We'll have a more comprehensive tribute to Stephen, because there is so much to celebrate and to grieve, but I want to finish this note with a very important facet of Stephen's leadership. Of the many shocked condolences I received this past weekend, quite a number were from young or junior people who had been touched by Stephen's leadership. Some because he had opened opportunities for them early and mentored them as they progressed. Others because he would simply take the time to listen to everyone, and learn, often without them even knowing who he was. And still others who simply watched him in action. And so he will live on I think, at least in part, through them.

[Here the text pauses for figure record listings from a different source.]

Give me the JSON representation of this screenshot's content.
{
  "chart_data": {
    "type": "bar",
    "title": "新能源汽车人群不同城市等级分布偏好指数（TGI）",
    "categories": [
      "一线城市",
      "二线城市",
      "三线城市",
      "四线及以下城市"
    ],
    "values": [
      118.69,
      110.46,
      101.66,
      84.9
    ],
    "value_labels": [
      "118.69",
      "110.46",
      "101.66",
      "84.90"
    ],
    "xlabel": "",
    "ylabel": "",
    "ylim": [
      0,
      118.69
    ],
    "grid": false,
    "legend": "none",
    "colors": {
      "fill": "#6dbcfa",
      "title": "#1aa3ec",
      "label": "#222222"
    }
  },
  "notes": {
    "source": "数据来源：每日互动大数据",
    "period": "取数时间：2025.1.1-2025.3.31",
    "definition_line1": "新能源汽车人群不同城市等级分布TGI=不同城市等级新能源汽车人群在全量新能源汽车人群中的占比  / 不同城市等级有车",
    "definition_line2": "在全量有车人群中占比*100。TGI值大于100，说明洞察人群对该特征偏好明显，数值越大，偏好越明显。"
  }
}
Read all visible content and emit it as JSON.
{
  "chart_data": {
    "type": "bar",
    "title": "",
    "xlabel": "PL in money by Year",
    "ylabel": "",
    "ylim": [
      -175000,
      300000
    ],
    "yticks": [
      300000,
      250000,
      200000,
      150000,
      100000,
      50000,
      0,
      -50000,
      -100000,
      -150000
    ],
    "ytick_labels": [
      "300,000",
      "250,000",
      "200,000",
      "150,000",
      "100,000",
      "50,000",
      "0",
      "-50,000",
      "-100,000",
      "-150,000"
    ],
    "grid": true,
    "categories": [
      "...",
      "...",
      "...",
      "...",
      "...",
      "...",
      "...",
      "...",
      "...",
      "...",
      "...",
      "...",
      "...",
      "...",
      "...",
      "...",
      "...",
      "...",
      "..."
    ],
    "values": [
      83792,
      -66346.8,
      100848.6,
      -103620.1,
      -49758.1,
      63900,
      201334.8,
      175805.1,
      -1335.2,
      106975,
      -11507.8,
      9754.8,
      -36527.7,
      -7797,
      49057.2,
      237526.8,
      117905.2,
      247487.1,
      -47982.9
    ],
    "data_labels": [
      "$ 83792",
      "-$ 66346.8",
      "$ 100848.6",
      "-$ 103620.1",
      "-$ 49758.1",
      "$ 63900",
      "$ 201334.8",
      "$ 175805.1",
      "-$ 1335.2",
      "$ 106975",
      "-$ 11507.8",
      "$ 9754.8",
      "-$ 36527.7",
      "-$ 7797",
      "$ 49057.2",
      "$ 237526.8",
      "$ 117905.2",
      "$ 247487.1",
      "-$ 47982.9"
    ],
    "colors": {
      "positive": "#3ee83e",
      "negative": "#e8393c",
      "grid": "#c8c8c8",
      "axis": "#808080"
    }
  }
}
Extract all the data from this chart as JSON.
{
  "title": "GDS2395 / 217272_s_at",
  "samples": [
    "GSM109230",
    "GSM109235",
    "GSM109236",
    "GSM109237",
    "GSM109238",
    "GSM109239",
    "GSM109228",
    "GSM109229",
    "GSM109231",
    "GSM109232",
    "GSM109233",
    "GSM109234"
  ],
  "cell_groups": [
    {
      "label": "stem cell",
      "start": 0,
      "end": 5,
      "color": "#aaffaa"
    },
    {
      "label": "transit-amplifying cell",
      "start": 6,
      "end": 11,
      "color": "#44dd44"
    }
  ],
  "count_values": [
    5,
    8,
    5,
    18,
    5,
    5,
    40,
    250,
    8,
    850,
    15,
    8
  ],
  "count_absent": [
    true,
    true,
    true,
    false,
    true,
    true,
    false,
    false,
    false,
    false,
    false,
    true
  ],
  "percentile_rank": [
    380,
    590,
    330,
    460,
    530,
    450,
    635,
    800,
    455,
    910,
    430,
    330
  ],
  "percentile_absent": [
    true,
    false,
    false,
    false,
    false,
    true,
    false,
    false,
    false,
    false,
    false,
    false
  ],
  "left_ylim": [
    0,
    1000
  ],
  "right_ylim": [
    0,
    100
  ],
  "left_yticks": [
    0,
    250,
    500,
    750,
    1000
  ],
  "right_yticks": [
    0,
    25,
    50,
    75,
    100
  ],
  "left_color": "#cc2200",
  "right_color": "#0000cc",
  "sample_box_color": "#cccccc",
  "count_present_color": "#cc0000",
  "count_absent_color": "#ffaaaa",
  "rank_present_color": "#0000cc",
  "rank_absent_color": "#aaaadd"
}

Stephen was a builder, but not so much of structures. Instead he built people, he built opportunities, he built character, and of course he helped profoundly to build EllisDon in the last ten years. He built for himself the affection and respect of people across the industry and across the country, as I have certainly learned over the last few days.

Stay tuned. Even in these Covid times we will find a way to acknowledge and celebrate. But certainly I am already missing him, and the hole he has left will not be soon filled.

All the best to all of you.


Update: We will be hosting a virtual tribute to Stephen on Thursday, June 11 at 1 pm (EST). All are welcome.